Michael Marasco, who has worked on the crew for seven years, acknowledged that at the end of a double shift it can be hard to stay awake.  A lot of coffee and energy drinks get consumed.  “After working all night, you’re tired and hungry and there are no fast food places open,” he said.  “Your eyes can be wide open but you’re falling asleep.”

Sal Stella has been plowing snow for fourteen years.  “Depending on the conditions, it can get scary,” he said.  “If it’s snowing, it can be hard to see.  When you’re driving a big rig—an 18 ton Sterling diesel pushing a ten by four foot plow–there’s snow flying from the plow over the truck.  Basically, you’re looking at tail lights ahead of you and hoping you don’t hit anything.”

Patrick Scollard, a five year veteran of battling the snow, told a story about when his truck went into a skid.  “I was going over the Harlem bridge one time,” he recalled.  “Sal was following me.  The snow was coming down real hard, and it was starting to get slippery.  Just before I was going to make a right turn, my truck started to slide in the direction of a car.  I stomped on the brakes and luckily they caught.  I came to a stop inches away from smashing the guy’s car.

“After that I said to myself, ‘You know what.  I’ve been plowing all night.  I’m just going to take a break, gas up the truck, get more salt and have a cup of coffee.'”

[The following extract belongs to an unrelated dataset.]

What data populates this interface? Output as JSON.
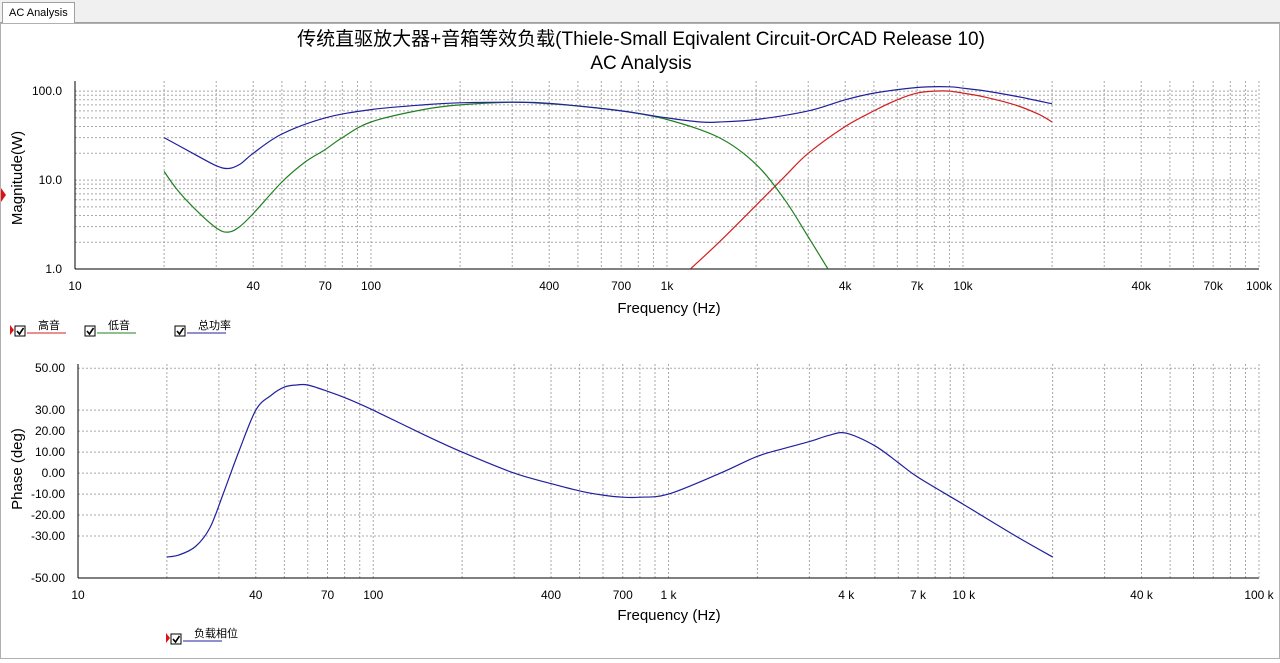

“On the whole, we handle it pretty well,” Marasco added.  “We communicate a lot.  We’re on the phone every half hour or so to the other guys saying ‘how you doing?”  We watch each other’s backs.”

Doss said that his crew is motivated to put up with the long hours and interruptions of their family time partly by professional pride. ” They’re dedicated to their job,” he said,  “because Forest Park has always had the reputation of being the best, and they want to keep it that way.”

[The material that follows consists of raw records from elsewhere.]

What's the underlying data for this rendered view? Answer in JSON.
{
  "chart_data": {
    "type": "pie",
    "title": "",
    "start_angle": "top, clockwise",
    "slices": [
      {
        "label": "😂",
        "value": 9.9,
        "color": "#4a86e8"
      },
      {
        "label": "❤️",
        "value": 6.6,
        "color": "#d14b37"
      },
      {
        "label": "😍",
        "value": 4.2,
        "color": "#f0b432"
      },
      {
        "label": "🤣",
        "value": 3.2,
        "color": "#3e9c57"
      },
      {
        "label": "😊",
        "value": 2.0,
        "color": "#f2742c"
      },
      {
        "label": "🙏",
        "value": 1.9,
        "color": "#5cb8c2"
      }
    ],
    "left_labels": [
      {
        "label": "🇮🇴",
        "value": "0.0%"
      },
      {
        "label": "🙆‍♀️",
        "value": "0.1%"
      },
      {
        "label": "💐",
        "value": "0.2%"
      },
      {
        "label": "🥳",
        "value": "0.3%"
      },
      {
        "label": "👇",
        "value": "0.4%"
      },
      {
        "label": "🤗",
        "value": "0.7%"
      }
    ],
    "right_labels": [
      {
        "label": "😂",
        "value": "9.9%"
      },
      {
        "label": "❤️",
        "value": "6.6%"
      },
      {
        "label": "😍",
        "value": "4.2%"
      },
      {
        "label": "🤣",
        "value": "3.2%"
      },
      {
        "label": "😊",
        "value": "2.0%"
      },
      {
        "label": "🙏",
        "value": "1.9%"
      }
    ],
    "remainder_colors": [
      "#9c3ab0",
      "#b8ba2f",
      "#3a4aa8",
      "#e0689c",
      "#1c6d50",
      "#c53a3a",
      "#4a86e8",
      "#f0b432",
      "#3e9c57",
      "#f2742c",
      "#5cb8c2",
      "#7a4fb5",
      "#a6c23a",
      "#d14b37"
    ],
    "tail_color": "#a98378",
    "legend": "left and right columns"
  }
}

Laurie Kokenes, the Executive Director of the Forest Park Chamber of Commerce and Development has worked with this crew at Summer Fest and the St. Patrick’s Day Parade and many other events.  She added, “The guys truly care about Forest Park and always go that extra mile to help out.” 

Another source of motivation, said Doss, is that the crew feels like a second family.  “I’ve been here 28 years and most of these guys have been here 20 plus years,” he said.  “Some of these guys I went to Field Stevenson and Proviso East with.  We’re like a family.”

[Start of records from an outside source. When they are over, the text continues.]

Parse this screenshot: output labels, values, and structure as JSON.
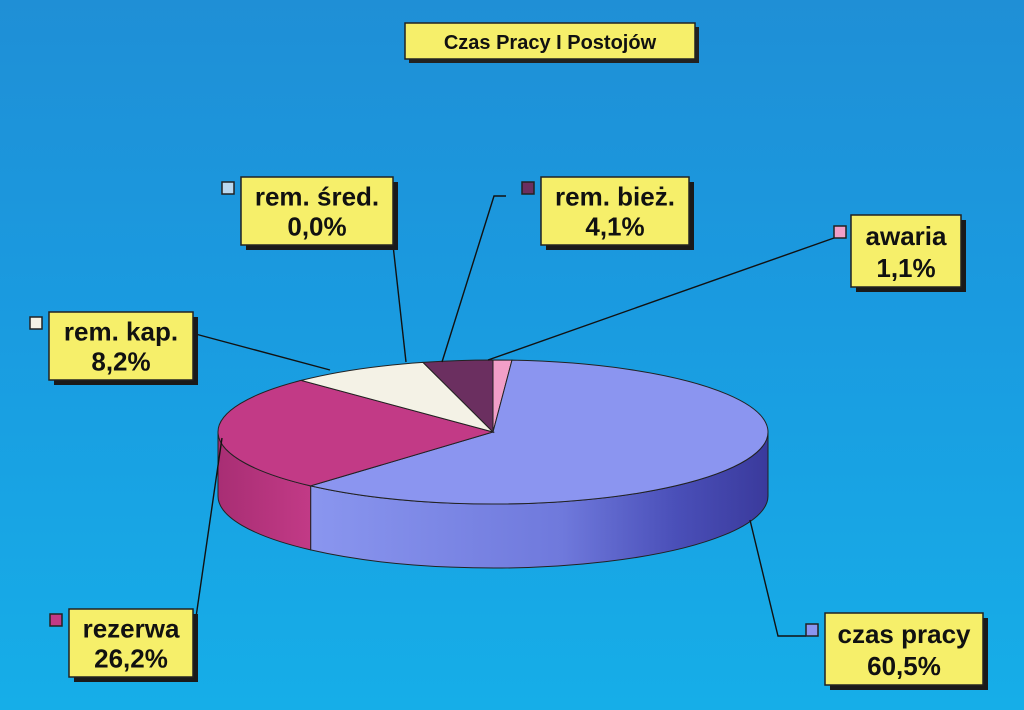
{
  "chart_data": {
    "type": "pie",
    "title": "Czas Pracy I Postojów",
    "colors": {
      "czas_pracy": "#8b95f0",
      "rezerwa": "#c23a86",
      "rem_kap": "#f4f2e6",
      "rem_sred": "#b9d8f0",
      "rem_biez": "#6b2f60",
      "awaria": "#f29fc8",
      "label_box": "#f6ef6a"
    },
    "slices": [
      {
        "key": "awaria",
        "label": "awaria",
        "value": 1.1,
        "value_text": "1,1%"
      },
      {
        "key": "czas_pracy",
        "label": "czas pracy",
        "value": 60.5,
        "value_text": "60,5%"
      },
      {
        "key": "rezerwa",
        "label": "rezerwa",
        "value": 26.2,
        "value_text": "26,2%"
      },
      {
        "key": "rem_kap",
        "label": "rem. kap.",
        "value": 8.2,
        "value_text": "8,2%"
      },
      {
        "key": "rem_sred",
        "label": "rem. śred.",
        "value": 0.0,
        "value_text": "0,0%"
      },
      {
        "key": "rem_biez",
        "label": "rem. bież.",
        "value": 4.1,
        "value_text": "4,1%"
      }
    ]
  }
}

The crew, you quickly learn if you hang around them for awhile, doesn’t express their feelings for each other in politically correct ways.  During the lunch at Healy’s, the banter, the teasing and wise cracks were non-stop.  During the hour they were all together, the crew didn’t say one thing nice about each other.  “Look at that guy’s schnaz.” said Mike Loisi who has worked for the village for 25 years.  “If he turns sideways you have to duck.”  He then ripped on a co-worker with a receding hairline and they returned the favor, making comments about how much he eats and how well his digestive system works.

But if you listened to the music that went along with the words, the affection they had for each other was palpable.